I made a trip! To see baseball! Two trips, in fact, but only one involved a hotel stay, as I went down to the University of Maryland and stayed rather than boomeranging back and forth to Delaware (it’s a short drive but often a miserable one). For the first time in over a year, I have some restaurants to report on, in DC and the Maryland suburbs.

Mandalay is a local legend, a Burmese restaurant in Silver Spring. I don’t think I’d ever had Burmese food prior to this, so I have nothing to which I can compare this meal, but it was both spectacular and a truly new experience. We ordered four dishes: the eggplant fritters, the green tea leaf salad, nanjee thoke, and shrimp with sour mustard. Nanjee thoke is a noodle dish with curried chicken strips, onion, and cabbage, tossed with Burmese dressing, a mixture of peanuts, sesame seeds, horse gram bean powder, and fish sauce; the latter two ingredients are fermented, and both high in glutamates, the source of umami flavors. Sour mustard is also a fermented dish, a Burmese analogue to kimchi or sauerkraut, made from mustard greens and fermented with ginger and a salt brine. Those two dishes were like nothing I’d ever eaten. Both start out with a funky front note of something fermented, something slightly off, but then the umami comes out, along with sweet/spicy flavors in the noodles and tangy flavors in the shrimp (with a lot of onions that give a hint of sweetness), so that when you finish a bite, you can’t wait to have the next one.
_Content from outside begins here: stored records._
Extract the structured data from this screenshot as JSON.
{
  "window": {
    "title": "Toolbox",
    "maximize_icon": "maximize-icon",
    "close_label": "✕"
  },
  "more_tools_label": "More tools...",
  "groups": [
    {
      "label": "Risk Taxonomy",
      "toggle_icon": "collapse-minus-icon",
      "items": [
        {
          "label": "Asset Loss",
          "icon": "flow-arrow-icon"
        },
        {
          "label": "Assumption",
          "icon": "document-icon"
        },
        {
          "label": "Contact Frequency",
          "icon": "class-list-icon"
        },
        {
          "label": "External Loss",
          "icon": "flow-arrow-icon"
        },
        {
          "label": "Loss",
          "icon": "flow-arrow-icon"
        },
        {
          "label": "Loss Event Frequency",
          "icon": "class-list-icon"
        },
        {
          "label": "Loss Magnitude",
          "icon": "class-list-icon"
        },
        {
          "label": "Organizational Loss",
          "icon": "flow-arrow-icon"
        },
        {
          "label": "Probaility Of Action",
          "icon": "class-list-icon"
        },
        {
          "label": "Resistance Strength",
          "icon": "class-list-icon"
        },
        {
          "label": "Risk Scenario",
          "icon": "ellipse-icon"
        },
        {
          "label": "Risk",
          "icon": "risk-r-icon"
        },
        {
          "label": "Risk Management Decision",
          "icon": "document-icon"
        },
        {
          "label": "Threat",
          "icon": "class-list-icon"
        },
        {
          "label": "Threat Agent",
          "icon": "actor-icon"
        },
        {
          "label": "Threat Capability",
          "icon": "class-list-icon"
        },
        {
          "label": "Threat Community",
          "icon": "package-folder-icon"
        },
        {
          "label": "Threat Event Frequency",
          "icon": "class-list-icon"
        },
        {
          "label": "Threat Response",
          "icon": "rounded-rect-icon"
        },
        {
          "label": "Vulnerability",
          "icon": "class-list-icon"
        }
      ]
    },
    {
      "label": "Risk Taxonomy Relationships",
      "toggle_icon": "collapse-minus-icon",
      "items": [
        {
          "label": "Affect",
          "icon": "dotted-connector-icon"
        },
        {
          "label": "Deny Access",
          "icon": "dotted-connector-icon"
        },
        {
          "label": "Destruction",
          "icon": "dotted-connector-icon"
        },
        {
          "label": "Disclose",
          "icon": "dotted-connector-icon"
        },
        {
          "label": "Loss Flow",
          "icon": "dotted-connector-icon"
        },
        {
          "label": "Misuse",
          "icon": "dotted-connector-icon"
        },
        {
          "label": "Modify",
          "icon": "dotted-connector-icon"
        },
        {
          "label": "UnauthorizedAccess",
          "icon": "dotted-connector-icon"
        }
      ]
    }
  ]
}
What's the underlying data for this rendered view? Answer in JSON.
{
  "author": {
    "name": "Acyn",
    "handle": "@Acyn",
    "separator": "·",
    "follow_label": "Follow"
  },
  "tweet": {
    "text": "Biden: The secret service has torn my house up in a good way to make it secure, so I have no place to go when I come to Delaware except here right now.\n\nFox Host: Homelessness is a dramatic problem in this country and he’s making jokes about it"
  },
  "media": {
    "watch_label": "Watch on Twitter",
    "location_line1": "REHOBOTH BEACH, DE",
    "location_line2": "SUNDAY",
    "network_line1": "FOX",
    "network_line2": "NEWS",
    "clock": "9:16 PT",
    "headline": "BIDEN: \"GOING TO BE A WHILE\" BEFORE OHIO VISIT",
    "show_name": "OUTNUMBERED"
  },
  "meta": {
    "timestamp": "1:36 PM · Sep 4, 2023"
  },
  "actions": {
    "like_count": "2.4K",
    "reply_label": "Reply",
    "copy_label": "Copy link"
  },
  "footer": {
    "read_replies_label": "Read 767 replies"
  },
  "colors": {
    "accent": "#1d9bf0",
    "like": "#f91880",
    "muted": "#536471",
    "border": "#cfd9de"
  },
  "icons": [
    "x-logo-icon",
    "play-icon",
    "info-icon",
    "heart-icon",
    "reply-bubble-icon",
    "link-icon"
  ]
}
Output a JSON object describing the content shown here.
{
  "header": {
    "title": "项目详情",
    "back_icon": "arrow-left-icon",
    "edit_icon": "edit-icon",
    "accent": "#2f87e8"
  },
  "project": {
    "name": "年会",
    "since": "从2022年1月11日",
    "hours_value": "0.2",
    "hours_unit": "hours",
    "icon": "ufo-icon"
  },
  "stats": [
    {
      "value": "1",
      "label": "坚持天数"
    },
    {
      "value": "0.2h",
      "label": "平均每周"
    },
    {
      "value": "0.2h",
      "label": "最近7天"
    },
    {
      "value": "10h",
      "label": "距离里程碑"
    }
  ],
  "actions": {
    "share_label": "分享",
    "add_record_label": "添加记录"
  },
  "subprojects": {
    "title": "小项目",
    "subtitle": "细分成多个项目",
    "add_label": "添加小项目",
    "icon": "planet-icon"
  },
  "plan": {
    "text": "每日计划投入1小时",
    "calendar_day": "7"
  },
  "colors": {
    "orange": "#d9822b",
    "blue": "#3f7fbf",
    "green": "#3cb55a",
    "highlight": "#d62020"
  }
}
The fritters were custardy inside, and came with a very potent sour and spicy dipping sauce that paired well with the fried eggplant but also came in handy for the salad, which was woefully underdressed, with neither enough salt nor enough acidity. The next time I get mustard greens from our CSA, I’m going to try to replicate the sour mustard pickle, though.

Call Your Mother is a mini-chain of “Jew-ish delis” that make some incredible bagel sandwiches, which start with some damn fine bagels. I got the Sun City, an everything bagel with eggs, bacon, and spicy honey. That last element could easily have overwhelmed the sandwich, but there was just enough to give the sandwich a little kick and to give the bacon that sweetness you might get from “accidentally” letting it sit in the maple syrup that slid off your pancakes.  My wife got the Gleneagle, a za’atar bagel (already interesting) with candied smoked salmon cream cheese (even more interesting) and cucumbers. They use coffee from Lost Socks Roasters, located just over the line in DC’s Takoma Park neighborhood. It is a Jacob Wohl-certified Hipster Coffee Shop™ and it’s also excellent – if I’d thought of it, I would have grabbed a bag of beans – but I had their espresso at their shop and a drip coffee of a custom blend they make for Call Your Mother. 

Franklins Brewery is a restaurant, a brewery, and one of the coolest general stores you will ever find – the food is fine, the beer is good, but go for the store, which has all manner of eclectic, weird, and interesting knickknacks and gifts (as well as various craft beers). They make a solid crab cake, and the pork in their Cuban sandwich is tangy and smoky, but if you’re eating here, try the beer; I enjoyed the Rubber Chicken Red, an American Amber with very little hoppiness, but would also recommend the Highland Hugh (a Strong Scotch) and the HVL (a Honey Blonde, maybe a bit sweet for fans of IPAs or other hoppy beers). The store even has a small but well-curated selection board game collection, including several Ticket to Ride and Catan titles and a nice selection of the single-play Exit games. The outdoor seating area was a plus – I’m not vaccinated at all, so I’m still not eating inside any restaurants – and I imagine it’ll be packed the moment the weather warms up.